Helen erschien im Wohnzimmer der Delos, nur Zentimeter von Claire entfernt, die in einem Sessel schlief. Eine Wolke kalter Luft wehte über sie hinweg und riss sie aus dem Schlaf.
»Helen!«, japste Claire und sprang sofort auf.
»Tut mir leid«, sagte Helen, als sie den panischen Blick ihrer Freundin bemerkte. »Wo sind denn alle?«
»Es ist mitten in der Nacht – was glaubst du, wo alle sind?«
Helen sah sich in den verkohlten Überresten des Wohnzimmers um. Der Sessel, in dem Claire geschlafen hatte, war das einzige Möbelstück ohne Brandspuren, und Helen erinnerte sich, dass er aus dem Büro stammte.
»Was machst du hier?«, fragte Helen und deutete auf das verwüstete Zimmer. »Wieso bist du nicht zu Hause oder oben im Bett?«
»Ich wollte darauf warten, ob einer von euch zurückkommt. Ich dachte, an dem Ort, an dem ihr verschwunden seid, wäre die Chance am größten«, erklärte Claire. Sie sah erwartungsvoll an Helen vorbei. »Kein Lucas?«, fragte sie. In ihren Augen las Helen Trauer und noch etwas anderes, das sie nicht einordnen konnte. Es sah beinahe wie Misstrauen aus.
»Es geht ihm gut«, versicherte Helen ihr hastig und ignorierte die Enttäuschung, die in ihr aufstieg. Claire tat so, als würde Helen sie anlügen. »Ich habe ihn in … Mach dir keine Sorgen. Er ist vollständig geheilt und in Sicherheit.«
»Wie?«, fragte Claire, und jetzt war sie es, die auf den zerstörten Raum zeigte. »Das hast du gemacht. Und Lucas hat dich dabei festgehalten. Wie soll er das überlebt haben?«
Helen trat von einem Fuß auf den anderen. Sie war noch nicht bereit, Claire zu erzählen, dass sie eine neue Welt erschaffen hatte. Es war eine Sache, mit Morpheus darüber zu sprechen, der dieselbe Fähigkeit besaß, aber jetzt, wo sie vor Claire stand, schien es nicht mehr so normal zu sein, eine neue Welt hervorzuzaubern.
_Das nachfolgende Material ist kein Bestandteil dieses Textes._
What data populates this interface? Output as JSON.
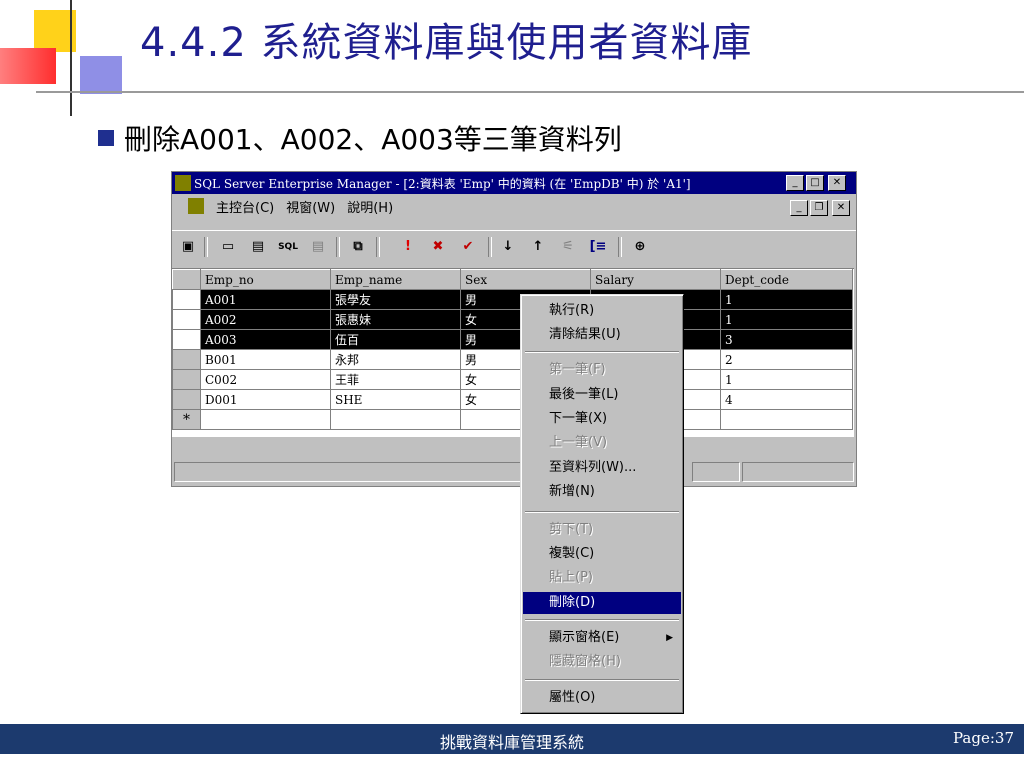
{
  "slide": {
    "title": "4.4.2 系統資料庫與使用者資料庫",
    "bullet": "刪除A001、A002、A003等三筆資料列"
  },
  "window": {
    "title": "SQL Server Enterprise Manager - [2:資料表 'Emp' 中的資料 (在 'EmpDB' 中) 於 'A1']",
    "menu": [
      "主控台(C)",
      "視窗(W)",
      "說明(H)"
    ],
    "grid": {
      "columns": [
        "Emp_no",
        "Emp_name",
        "Sex",
        "Salary",
        "Dept_code"
      ],
      "rows": [
        {
          "emp_no": "A001",
          "emp_name": "張學友",
          "sex": "男",
          "salary": "",
          "dept_code": "1",
          "selected": true
        },
        {
          "emp_no": "A002",
          "emp_name": "張惠妹",
          "sex": "女",
          "salary": "",
          "dept_code": "1",
          "selected": true
        },
        {
          "emp_no": "A003",
          "emp_name": "伍百",
          "sex": "男",
          "salary": "",
          "dept_code": "3",
          "selected": true
        },
        {
          "emp_no": "B001",
          "emp_name": "永邦",
          "sex": "男",
          "salary": "",
          "dept_code": "2",
          "selected": false
        },
        {
          "emp_no": "C002",
          "emp_name": "王菲",
          "sex": "女",
          "salary": "",
          "dept_code": "1",
          "selected": false
        },
        {
          "emp_no": "D001",
          "emp_name": "SHE",
          "sex": "女",
          "salary": "",
          "dept_code": "4",
          "selected": false
        }
      ],
      "new_row_marker": "*"
    }
  },
  "context_menu": {
    "items": [
      {
        "label": "執行(R)",
        "state": "enabled"
      },
      {
        "label": "清除結果(U)",
        "state": "enabled"
      },
      {
        "label": "第一筆(F)",
        "state": "disabled"
      },
      {
        "label": "最後一筆(L)",
        "state": "enabled"
      },
      {
        "label": "下一筆(X)",
        "state": "enabled"
      },
      {
        "label": "上一筆(V)",
        "state": "disabled"
      },
      {
        "label": "至資料列(W)...",
        "state": "enabled"
      },
      {
        "label": "新增(N)",
        "state": "enabled"
      },
      {
        "label": "剪下(T)",
        "state": "disabled"
      },
      {
        "label": "複製(C)",
        "state": "enabled"
      },
      {
        "label": "貼上(P)",
        "state": "disabled"
      },
      {
        "label": "刪除(D)",
        "state": "highlighted"
      },
      {
        "label": "顯示窗格(E)",
        "state": "enabled",
        "submenu": true
      },
      {
        "label": "隱藏窗格(H)",
        "state": "disabled"
      },
      {
        "label": "屬性(O)",
        "state": "enabled"
      }
    ]
  },
  "footer": {
    "center": "挑戰資料庫管理系統",
    "page": "Page:37"
  },
  "colors": {
    "title": "#1f1f8f",
    "footer_bg": "#1c3a6e",
    "titlebar": "#000080",
    "highlight": "#000080"
  }
}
»Lange Geschichte. Aber vertrau mir, es geht ihm gut.« Sie musste unbedingt das Thema wechseln. »Weißt du, wo meine Mutter ist?«, fragte Helen und lauschte dem Atmen aller Bewohner des Hauses. Ihre Mutter war nicht darunter.
»Keine Ahnung. Aber das ist ja nichts Neues. Sie hat diesen Verschwindetrick wirklich gut drauf.« Claire betrachtete Helen misstrauisch.
»Ja, allerdings«, sagte Helen abgelenkt und überlegte, wo Daphne stecken konnte.
Sie musste sich eingestehen, dass sie ihre Mutter nicht gut genug kannte, um zu wissen, wo sie sich tagsüber aufhielt, geschweige denn, wo sie nachts schlief. Nach ihr zu suchen, war vermutlich Zeitverschwendung. Irgendwann würde Daphne wieder auftauchen und dann würde Helen sie sich vornehmen.
Helen lächelte Claire freudig an, aber Claire lächelte nicht zurück. Sie betrachtete Helen immer noch so merkwürdig, als würde sie sie nicht mehr erkennen.
»Was?«, verteidigte sich Helen.
»Du siehst überdreht aus. Und irgendwie unheimlich.« Claire senkte hastig den Blick, als könnte sie Helen nicht einmal mehr anschauen.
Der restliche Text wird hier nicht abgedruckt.